批判を受け入れる


立場や文化背景の相違に関係なく、成功した人のほとんどは他人の批判に耳を傾けることのできる人である。これには理由がある。それは成功の直接原因は常に客観的なものだからだ。成功するためには努力も大事だが、自分の希望的観測に沿ってがむしゃらに頑張っても成功はそれに応える義務はないからである。


小さい頃には「 人の批判を素直に受け入れなさい 」と教えられる。大人になっても同じことを勧められる。しかし、なかなか素直には受け入れられないものだ。特に批判する人の中には「 俺の話を聞け 」としか言っていないような人もいるため、反発してしまう。


批判を受け入れない人の多くは逆に、批判することが大好きである。昇進が遅れると会社を批判し、投資に失敗するとマーケットを批判し、人生に不満があると社会を批判する。悪いのは自分以外みんな、なのである。
自分を常に正当化しておきながら他人を批判すると人生は歪なものになる。批判精神は大切だが、それ以上に「 批判される精神 」を持ち合わせていることが重要だ。
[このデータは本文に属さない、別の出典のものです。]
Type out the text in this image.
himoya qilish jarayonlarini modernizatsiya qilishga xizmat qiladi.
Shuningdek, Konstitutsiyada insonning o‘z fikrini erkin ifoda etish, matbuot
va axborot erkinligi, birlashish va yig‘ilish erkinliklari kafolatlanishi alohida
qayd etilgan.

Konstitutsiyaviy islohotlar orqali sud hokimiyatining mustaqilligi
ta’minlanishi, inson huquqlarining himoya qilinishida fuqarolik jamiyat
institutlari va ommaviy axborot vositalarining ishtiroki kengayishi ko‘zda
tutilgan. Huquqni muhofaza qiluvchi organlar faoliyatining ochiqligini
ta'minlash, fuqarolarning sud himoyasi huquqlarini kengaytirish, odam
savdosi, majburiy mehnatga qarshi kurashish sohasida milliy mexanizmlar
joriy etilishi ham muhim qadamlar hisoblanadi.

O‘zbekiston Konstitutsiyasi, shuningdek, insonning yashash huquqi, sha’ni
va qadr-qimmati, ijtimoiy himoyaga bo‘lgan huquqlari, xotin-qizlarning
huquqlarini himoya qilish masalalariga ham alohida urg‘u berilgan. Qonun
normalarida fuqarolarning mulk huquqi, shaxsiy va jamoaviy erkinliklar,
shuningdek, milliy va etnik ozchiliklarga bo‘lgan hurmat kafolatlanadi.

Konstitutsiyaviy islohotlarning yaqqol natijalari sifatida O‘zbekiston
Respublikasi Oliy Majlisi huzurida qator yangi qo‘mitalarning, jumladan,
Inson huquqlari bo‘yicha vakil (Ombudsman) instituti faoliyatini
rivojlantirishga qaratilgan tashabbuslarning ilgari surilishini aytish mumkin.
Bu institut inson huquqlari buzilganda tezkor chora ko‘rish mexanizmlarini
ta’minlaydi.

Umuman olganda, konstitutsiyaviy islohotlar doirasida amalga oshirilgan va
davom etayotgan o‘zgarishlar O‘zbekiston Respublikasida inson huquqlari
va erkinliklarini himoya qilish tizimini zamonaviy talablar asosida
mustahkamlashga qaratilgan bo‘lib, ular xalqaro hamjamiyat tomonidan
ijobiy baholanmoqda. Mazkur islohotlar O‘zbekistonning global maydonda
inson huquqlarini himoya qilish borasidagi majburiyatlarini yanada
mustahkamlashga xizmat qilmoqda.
人の批判ばかりを気にしていると自分を見失う、と恐れる人がいるが、そのような人は批判を受けなくても自分を失う。自分を持ちながらも新たな自分に到達するには他人の批判を糧に実践を重ねるしかない。受け入れることは自分の中で消化することであり、他人に従うことではないのだ。
そして他人の批判が当たっていない時には、自分の判断もよく間違うことがあるさと思えば、さほど感情的にならなくてもすむ。